The Indian economy is in a sweet spot on external front as a) brent crude prices have fallen ~35% from recent peak and b) rupee has appreciated by 6% from recent lows - which has led to reversal in foreign flow sentiment for Indian markets (from negative to positive). Current external environment bodes well for current account balance (foreign trade and flows), fiscal deficit, inflation and interest rates. Though global growth concerns would be negative for Indian exports, we expect current global environment to have an overall net positive impact on India’s growth (as India is a net importer of commodities). We also expect lower crude to support demand revival, by adding to disposable income (as per NSSO’s 68th survey ~12% of average Indian’s wallet spend directly depends on crude while rest 88% is impacted indirectly) and enhancing India Inc’s margins (by reduction in fuel, material and freight cost), though after a quarter’s lag (Q4FY19 end/start of Q1FY20E). The liquidity situation at NBFCs too should improve, as RBI has taken measures to ease the situation, such as a) Banks’ outstanding (o/s) credit to NBFCs was up 57% yoy in Nov 2018 and b) RBI’s liquidity adjustment facility (LAF) was in the surplus zone for most of Dec 2018. However, not all is hunky dory as: a) the fiscal situation remains weak (115% of BE for fiscal deficit already utilized), a mild fiscal slippage cannot be ruled out, b) there is moderation in industry growth, given that GST-related disruption in the base has settled and the festive season was rather lukewarm, c) urban consumption demand too is moderating, as 7th Central Pay Commission (CPC) benefits settle into the base. In this note, we highlight five emerging key trends (inching close to private capex revival, consumption dichotomy, strength in electricity and coal, lower crude and liquidity situation) and how to play them.
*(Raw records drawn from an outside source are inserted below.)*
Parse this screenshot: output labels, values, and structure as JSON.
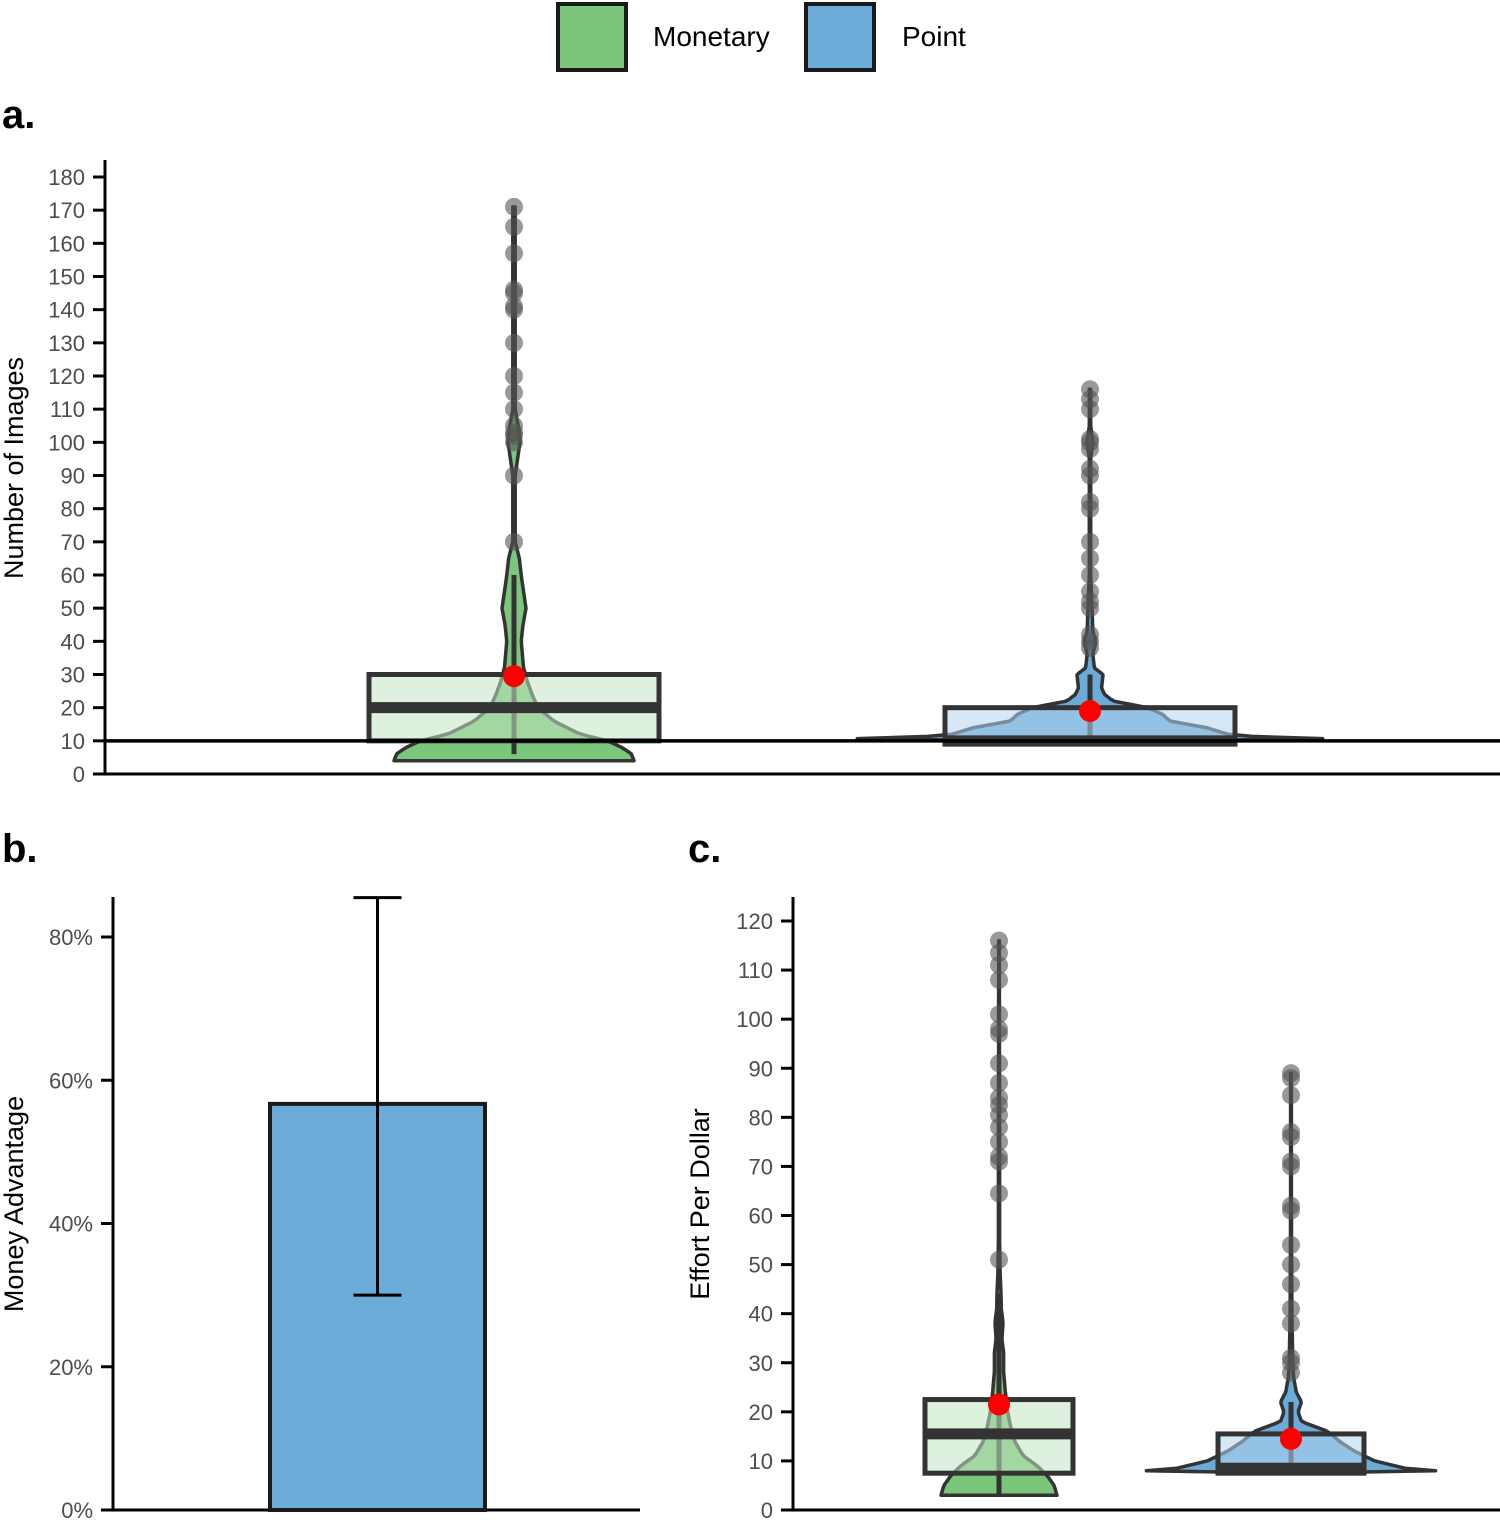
{
  "legend": {
    "items": [
      {
        "label": "Monetary",
        "color": "#7bc67b"
      },
      {
        "label": "Point",
        "color": "#6aabd8"
      }
    ]
  },
  "colors": {
    "monetary": "#7bc67b",
    "monetary_box": "#c2e5c2",
    "point": "#6aabd8",
    "point_box": "#b4d6ee",
    "outline": "#333333",
    "mean": "#ff0000",
    "outlier": "#555555"
  },
  "chart_data": [
    {
      "panel": "a.",
      "type": "violin-box",
      "ylabel": "Number of Images",
      "ylim": [
        0,
        185
      ],
      "yticks": [
        0,
        10,
        20,
        30,
        40,
        50,
        60,
        70,
        80,
        90,
        100,
        110,
        120,
        130,
        140,
        150,
        160,
        170,
        180
      ],
      "reference_line": 10,
      "groups": [
        {
          "name": "Monetary",
          "box": {
            "q1": 10,
            "median": 20,
            "q3": 30
          },
          "whisker": [
            6,
            60
          ],
          "mean": 29.5,
          "outliers": [
            70,
            90,
            100,
            102,
            103,
            105,
            110,
            115,
            120,
            130,
            140,
            141,
            145,
            146,
            157,
            165,
            171
          ],
          "density": [
            [
              4,
              1.0
            ],
            [
              6,
              0.98
            ],
            [
              8,
              0.9
            ],
            [
              10,
              0.78
            ],
            [
              12,
              0.55
            ],
            [
              16,
              0.33
            ],
            [
              20,
              0.2
            ],
            [
              24,
              0.15
            ],
            [
              28,
              0.11
            ],
            [
              32,
              0.08
            ],
            [
              36,
              0.07
            ],
            [
              40,
              0.06
            ],
            [
              45,
              0.075
            ],
            [
              50,
              0.1
            ],
            [
              55,
              0.08
            ],
            [
              60,
              0.06
            ],
            [
              65,
              0.045
            ],
            [
              70,
              0.01
            ],
            [
              80,
              0.01
            ],
            [
              90,
              0.01
            ],
            [
              95,
              0.03
            ],
            [
              100,
              0.05
            ],
            [
              104,
              0.04
            ],
            [
              110,
              0.01
            ],
            [
              130,
              0.01
            ],
            [
              171,
              0.01
            ]
          ]
        },
        {
          "name": "Point",
          "box": {
            "q1": 9,
            "median": 10,
            "q3": 20
          },
          "whisker": [
            9,
            30
          ],
          "mean": 19,
          "outliers": [
            38,
            40,
            42,
            50,
            52,
            55,
            60,
            65,
            70,
            80,
            82,
            90,
            92,
            98,
            100,
            101,
            110,
            113,
            116
          ],
          "density": [
            [
              10,
              0.03
            ],
            [
              10,
              2.4
            ],
            [
              11,
              1.2
            ],
            [
              12,
              0.95
            ],
            [
              14,
              0.8
            ],
            [
              16,
              0.55
            ],
            [
              18,
              0.5
            ],
            [
              20,
              0.4
            ],
            [
              22,
              0.16
            ],
            [
              24,
              0.1
            ],
            [
              26,
              0.08
            ],
            [
              30,
              0.09
            ],
            [
              32,
              0.03
            ],
            [
              36,
              0.02
            ],
            [
              40,
              0.04
            ],
            [
              43,
              0.02
            ],
            [
              60,
              0.005
            ],
            [
              95,
              0.005
            ],
            [
              100,
              0.02
            ],
            [
              105,
              0.005
            ],
            [
              116,
              0.005
            ]
          ]
        }
      ]
    },
    {
      "panel": "b.",
      "type": "bar",
      "ylabel": "Money Advantage",
      "ylim": [
        0,
        0.86
      ],
      "yticks": [
        0,
        0.2,
        0.4,
        0.6,
        0.8
      ],
      "ytick_labels": [
        "0%",
        "20%",
        "40%",
        "60%",
        "80%"
      ],
      "categories": [
        ""
      ],
      "values": [
        0.567
      ],
      "error_low": [
        0.3
      ],
      "error_high": [
        0.855
      ]
    },
    {
      "panel": "c.",
      "type": "violin-box",
      "ylabel": "Effort Per Dollar",
      "ylim": [
        0,
        124
      ],
      "yticks": [
        0,
        10,
        20,
        30,
        40,
        50,
        60,
        70,
        80,
        90,
        100,
        110,
        120
      ],
      "groups": [
        {
          "name": "Monetary",
          "box": {
            "q1": 7.5,
            "median": 15.5,
            "q3": 22.5
          },
          "whisker": [
            3,
            44
          ],
          "mean": 21.5,
          "outliers": [
            51,
            64.5,
            71,
            72,
            75,
            78,
            80.5,
            82.5,
            84,
            87,
            91,
            97,
            98,
            101,
            108,
            111,
            113.5,
            116
          ],
          "density": [
            [
              3,
              1.0
            ],
            [
              5,
              0.95
            ],
            [
              7,
              0.83
            ],
            [
              9,
              0.66
            ],
            [
              11,
              0.42
            ],
            [
              14,
              0.27
            ],
            [
              17,
              0.2
            ],
            [
              20,
              0.15
            ],
            [
              24,
              0.11
            ],
            [
              28,
              0.08
            ],
            [
              32,
              0.08
            ],
            [
              35,
              0.05
            ],
            [
              38,
              0.07
            ],
            [
              41,
              0.04
            ],
            [
              44,
              0.035
            ],
            [
              48,
              0.02
            ],
            [
              55,
              0.01
            ],
            [
              65,
              0.01
            ],
            [
              75,
              0.01
            ],
            [
              116,
              0.005
            ]
          ]
        },
        {
          "name": "Point",
          "box": {
            "q1": 7.5,
            "median": 8.5,
            "q3": 15.5
          },
          "whisker": [
            7.5,
            22
          ],
          "mean": 14.5,
          "outliers": [
            28,
            30,
            31,
            38,
            41,
            46,
            50,
            54,
            61,
            62,
            70,
            71,
            76,
            77,
            84.5,
            88,
            89
          ],
          "density": [
            [
              7.5,
              0.03
            ],
            [
              7.5,
              2.0
            ],
            [
              8.5,
              1.3
            ],
            [
              10,
              0.95
            ],
            [
              12,
              0.72
            ],
            [
              14,
              0.55
            ],
            [
              16,
              0.42
            ],
            [
              18,
              0.12
            ],
            [
              20,
              0.08
            ],
            [
              22,
              0.12
            ],
            [
              24,
              0.06
            ],
            [
              27,
              0.03
            ],
            [
              30,
              0.02
            ],
            [
              40,
              0.01
            ],
            [
              60,
              0.005
            ],
            [
              89,
              0.005
            ]
          ]
        }
      ]
    }
  ]
}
Sharp turnaround in external macro environment; domestic growth moderates: A sharp turnaround is seen in India’s external situation (lower crude, rupee appreciation), bodes well for India’s a) current account balance, b) fiscal deficit, c) flows to Indian markets, d) consumer’s disposable income (as petrol, diesel and other related prices come down, albeit with a lag) and e) India Inc’s profit margin. However, the domestic demand environment on the other hand, has seen moderation with the settling of GST implementation-related low base and growth having resumed a normal course. To our dismay, festive season sales have been lukewarm at best with poor indirect tax collection (FYTD19 collections have been flat). If the global environment stabilizes around current levels, we expect benefits to the domestic economy to accrue by the end of Q4FY19E/start of Q1FY20E, thus supporting domestic consumption demand revival.
Fiscal space tight as indirect tax collection and disinvestment receipts lag: FYTD19 (till Nov 2018) fiscal deficit utilization stands at 115% of budgeted estimate (BE) for FY19. Weak fiscal deficit is due to: a) poor indirect tax collections (flat FYTD19) and b) lagged disinvestment receipts (FYTD19 ~20% of BE vs 72% last year, FYTD18). The front loading in expenditure in the early part of the year has abated, with 15% decline observed in overall expenditure in Nov 2018. While we do not rule out a fiscal slippage, the same could be contained at 10bp of GDP (3.4% of GDP against 3.3% budgeted for FY19), as there is a likelihood of the government pushing pending payments to states, Food Council of India, etc. until FY20E (adding to arrears).
Monetary and credit indicators strengthen: RBI has supported the IL&FS scare-led NBFC liquidity crunch by: a) injecting liquidity into LAF for most of Dec 2018, and b) easing norms for bank lending to NBFCs. These measures have led to 57% rise in banks’ o/s credit to NBFCs in Nov 2018. Moreover, ex-NBFC, non-food SCB credit too registered strong 11.4%yoy growth in Nov 2018.
Rural/urban consumption divide stark; rural consumption remains strong but we would monitor Rabi sowing progress: The dichotomy in consumption space continues. Personal 4W sales were weak, perhaps due to fading 7th CPC benefits, interest rate rise in 2018 and higher crude prices (scaled back since Nov 2018). We expect moderation to continue until mid-2019. However, our rural scorecard looks robust, having derived benefits from a reasonable kharif crop, increase in agri and allied activities loan growth, reasonable 3mma tractor sales on a high base; overall, rural consumption demand growth has outpaced urban. We see weak rabi crop as a key challenge to rural consumption, as rabi sowing as of Dec end was down 3% yoy. As 90% of rabi sowing is done by Jan end, we would closely track its development.
Private capex revival likely: Capacity utilisation uptick and capital availability are the key levers for private capex revival. With capacity utilisation in Sep 2018 at 76.1% and GNPA falling 70bp to 10.8% from a peak of 11.5% in Mar 2018, both levers seem to be warming up for a possible private capex revival. However, it may take a few quarters for the cycle to take shape, as GNPAs are still high on an absolute basis. Nonetheless, the cycle seems to be inching closer and we would keenly watch for developments on this front.